Maans sent Pieter in to town with one of the farm-hands and the cart to fetch me and my possessions, and he slept over in town that evening. It was the first time since his return that I was completely alone with him, and I am at a loss how to describe that evening we spent together, for over the years he had become a stranger to me, so that his presence was as impersonal as that of any unknown visitor that I had to entertain; yet at the same time I knew that this strange, silent man sitting with me in the candle-light was my brother, my very own brother, my beloved brother, and it was because of that distressful knowledge that I was unable to eat that night, and not because I had to take leave of the house where I had lived for so long. He ate his food, head bowed over his plate in the candlelight, and he did not speak except to say yes, please, and no, thank you, in reply to my own words, peacefully retreated into his own distant world, just as we had known him since his return twenty years before, a thin man with grey hair, who handled his knife and cup with stiff, wooden movements and never looked at me.

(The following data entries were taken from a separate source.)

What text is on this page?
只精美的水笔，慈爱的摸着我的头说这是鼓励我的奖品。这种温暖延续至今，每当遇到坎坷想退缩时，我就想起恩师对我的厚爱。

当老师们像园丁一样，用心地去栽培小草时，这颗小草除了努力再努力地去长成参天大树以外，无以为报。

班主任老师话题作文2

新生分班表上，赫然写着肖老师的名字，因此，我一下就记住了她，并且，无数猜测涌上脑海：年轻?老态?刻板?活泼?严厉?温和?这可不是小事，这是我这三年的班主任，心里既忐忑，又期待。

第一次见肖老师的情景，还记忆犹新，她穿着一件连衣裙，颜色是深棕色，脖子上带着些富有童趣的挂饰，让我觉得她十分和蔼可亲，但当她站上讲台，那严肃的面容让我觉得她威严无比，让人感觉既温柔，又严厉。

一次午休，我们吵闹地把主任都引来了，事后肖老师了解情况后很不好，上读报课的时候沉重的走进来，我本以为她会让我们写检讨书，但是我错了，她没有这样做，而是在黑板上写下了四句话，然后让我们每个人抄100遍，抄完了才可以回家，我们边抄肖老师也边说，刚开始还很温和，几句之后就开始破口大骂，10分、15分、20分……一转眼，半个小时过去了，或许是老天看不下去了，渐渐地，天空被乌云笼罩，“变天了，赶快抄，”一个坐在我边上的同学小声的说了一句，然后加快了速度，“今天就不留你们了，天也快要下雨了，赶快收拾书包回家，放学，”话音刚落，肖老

Never again would the two of us be alone together like this, I realised, never again would we be as certain that we would not be disturbed, never would such an opportunity for frankness and openness present itself to me again. I wanted to reach out and touch
his hand, I wanted to stretch out and reach for him, I wanted to pave the way for the questions I had kept bottled up for almost a lifetime; but it was impossible for me, still impossible, and I sat across the table from him and did not say a word.